Gauge freedom to be specific. Charles H. Lineweaver and Tamara M. Davis wrote a nice article in the March Scientific American on Misconceptions about the Big Bang. One of their unifying themes was the idea that expansion of the Universe should be seen as "expansion of space" rather than "expansion through space." This is also a theme for Brian Greene in his excellent popular book The Fabric of the Cosmos as well as for blogger and cosmologist Sean Carroll in his textbook Spacetime and Geometry: An Introduction to General Relativity (also excellent). Nonetheless, it bothered me, and I even got into a debate on the subject on Lubos Motl's blog.

Thus I was gratified when this month's Scientific American included a letter from James Bjorken (yes, that James Bjorken) stating
...the concept of expansion of space as opposed to expansion through space is a "gauge choice" - it depends on the coordinates chosen.

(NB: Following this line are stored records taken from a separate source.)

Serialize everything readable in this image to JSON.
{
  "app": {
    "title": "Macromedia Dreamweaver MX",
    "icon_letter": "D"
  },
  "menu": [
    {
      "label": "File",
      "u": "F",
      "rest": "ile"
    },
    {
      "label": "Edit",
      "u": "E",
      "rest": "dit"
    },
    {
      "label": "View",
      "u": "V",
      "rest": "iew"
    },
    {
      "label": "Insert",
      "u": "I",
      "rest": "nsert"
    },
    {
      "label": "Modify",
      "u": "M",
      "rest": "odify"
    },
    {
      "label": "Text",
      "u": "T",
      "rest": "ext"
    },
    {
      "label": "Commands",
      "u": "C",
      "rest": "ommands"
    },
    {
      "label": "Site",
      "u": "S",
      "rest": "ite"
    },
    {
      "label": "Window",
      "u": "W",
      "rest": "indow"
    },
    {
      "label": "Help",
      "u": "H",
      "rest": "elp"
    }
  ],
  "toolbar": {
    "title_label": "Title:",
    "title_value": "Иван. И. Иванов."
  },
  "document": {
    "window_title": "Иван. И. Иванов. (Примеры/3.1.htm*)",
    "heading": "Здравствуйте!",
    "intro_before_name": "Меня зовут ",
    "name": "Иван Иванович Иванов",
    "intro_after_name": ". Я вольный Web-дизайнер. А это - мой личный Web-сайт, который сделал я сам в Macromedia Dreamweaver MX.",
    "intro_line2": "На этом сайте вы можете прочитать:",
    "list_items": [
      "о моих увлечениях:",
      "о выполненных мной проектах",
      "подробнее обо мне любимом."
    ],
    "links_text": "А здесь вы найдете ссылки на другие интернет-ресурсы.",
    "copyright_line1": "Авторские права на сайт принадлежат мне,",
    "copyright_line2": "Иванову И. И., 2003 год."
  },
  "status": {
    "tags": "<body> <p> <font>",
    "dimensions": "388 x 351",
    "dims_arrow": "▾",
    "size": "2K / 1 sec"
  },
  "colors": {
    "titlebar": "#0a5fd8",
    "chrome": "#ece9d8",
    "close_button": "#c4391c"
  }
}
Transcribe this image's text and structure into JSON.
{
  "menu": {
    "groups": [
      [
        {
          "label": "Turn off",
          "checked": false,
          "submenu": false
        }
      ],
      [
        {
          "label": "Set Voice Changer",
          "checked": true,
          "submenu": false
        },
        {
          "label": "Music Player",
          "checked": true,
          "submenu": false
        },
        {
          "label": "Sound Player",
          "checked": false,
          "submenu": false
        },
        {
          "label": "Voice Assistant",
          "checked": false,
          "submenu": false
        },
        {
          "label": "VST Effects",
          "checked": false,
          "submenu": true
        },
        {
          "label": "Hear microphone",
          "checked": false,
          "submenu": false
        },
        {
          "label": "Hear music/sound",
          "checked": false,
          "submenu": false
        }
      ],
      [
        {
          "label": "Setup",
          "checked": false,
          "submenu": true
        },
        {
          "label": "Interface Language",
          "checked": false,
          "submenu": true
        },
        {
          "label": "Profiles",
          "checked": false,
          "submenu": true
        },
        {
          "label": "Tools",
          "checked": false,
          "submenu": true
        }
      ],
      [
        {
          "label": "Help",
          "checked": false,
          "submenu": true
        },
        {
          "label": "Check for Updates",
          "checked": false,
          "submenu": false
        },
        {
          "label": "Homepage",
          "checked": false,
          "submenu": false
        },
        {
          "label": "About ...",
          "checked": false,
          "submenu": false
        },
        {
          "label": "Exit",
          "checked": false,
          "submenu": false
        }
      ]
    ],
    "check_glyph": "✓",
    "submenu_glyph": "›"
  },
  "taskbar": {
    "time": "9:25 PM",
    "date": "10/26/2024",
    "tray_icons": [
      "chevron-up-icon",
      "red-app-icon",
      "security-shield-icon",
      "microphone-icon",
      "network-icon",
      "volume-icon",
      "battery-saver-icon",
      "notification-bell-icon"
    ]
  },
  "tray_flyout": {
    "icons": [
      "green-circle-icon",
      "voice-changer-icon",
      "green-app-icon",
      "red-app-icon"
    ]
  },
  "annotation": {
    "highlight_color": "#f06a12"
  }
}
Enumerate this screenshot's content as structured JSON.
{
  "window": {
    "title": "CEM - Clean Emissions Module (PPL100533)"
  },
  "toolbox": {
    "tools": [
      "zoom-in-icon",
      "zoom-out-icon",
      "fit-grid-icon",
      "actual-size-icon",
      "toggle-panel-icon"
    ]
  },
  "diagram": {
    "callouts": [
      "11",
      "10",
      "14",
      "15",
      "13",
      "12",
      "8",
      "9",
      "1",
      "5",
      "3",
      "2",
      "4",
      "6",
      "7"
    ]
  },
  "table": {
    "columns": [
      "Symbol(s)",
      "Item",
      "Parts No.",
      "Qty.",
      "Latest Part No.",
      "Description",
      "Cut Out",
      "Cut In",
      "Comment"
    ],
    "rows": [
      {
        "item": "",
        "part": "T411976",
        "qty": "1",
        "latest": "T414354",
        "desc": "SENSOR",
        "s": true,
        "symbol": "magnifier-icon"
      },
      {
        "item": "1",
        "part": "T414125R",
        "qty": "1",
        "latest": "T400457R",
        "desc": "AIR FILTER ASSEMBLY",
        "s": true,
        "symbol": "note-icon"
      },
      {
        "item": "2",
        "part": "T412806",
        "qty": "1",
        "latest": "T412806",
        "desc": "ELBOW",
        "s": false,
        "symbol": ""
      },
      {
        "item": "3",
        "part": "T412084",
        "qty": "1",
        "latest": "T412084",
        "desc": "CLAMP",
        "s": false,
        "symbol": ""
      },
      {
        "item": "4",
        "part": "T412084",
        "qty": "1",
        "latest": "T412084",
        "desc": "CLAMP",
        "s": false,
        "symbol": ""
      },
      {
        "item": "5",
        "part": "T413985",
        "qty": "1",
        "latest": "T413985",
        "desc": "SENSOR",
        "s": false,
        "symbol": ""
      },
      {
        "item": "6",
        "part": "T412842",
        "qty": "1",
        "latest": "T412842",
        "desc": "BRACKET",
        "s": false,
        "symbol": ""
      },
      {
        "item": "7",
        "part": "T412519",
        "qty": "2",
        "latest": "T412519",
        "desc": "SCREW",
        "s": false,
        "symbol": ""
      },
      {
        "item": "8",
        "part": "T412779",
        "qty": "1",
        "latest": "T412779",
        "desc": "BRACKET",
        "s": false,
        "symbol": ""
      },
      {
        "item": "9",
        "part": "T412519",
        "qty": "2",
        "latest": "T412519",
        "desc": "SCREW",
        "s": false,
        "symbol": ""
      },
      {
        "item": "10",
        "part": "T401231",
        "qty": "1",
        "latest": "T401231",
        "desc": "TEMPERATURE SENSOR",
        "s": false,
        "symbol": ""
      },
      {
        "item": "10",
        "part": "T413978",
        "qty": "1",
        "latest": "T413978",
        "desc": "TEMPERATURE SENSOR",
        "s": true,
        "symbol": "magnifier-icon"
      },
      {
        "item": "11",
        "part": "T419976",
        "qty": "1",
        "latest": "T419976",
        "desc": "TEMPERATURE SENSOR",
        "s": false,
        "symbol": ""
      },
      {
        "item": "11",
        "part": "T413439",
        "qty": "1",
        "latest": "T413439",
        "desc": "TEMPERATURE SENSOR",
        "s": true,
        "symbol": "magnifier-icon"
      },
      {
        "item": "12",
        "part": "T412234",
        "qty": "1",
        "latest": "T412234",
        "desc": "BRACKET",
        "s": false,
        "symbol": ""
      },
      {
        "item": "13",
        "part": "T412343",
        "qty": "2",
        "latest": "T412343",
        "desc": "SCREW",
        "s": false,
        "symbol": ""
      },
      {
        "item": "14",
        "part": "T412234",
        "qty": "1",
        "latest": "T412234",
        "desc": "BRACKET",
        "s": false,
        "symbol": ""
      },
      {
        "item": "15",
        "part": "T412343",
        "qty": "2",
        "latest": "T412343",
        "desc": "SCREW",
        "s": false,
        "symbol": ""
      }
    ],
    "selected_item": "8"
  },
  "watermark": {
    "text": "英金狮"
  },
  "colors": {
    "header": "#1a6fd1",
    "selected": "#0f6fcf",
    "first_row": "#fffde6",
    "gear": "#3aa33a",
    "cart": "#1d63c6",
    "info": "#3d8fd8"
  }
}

One of the cardinal principles of Einstein's GR is "general covariance" - the theory is independent of the choice of coordinates. Lineweaver and Davis concede Bjorken's point but then compound their error by saying:
We could use systems [of coordinates] that abandon expanding space in favor of expansion through space, but they also abandon well-established principles, such as the homogeneity of the universe and Hubble's law.
No and No. It's true that homogeneity and Hubble's law are more conveniently described in Friedman Robertson Walker [expansion of space] coordinates, but GR is quite clear that choosing different coordinates doesn't change the physics - we really are free to choose the gauge. On the positive side, they did provide another inadvertant example of their thesis that even Astronomers (and Cosmologists) can be confused about the Big Bang.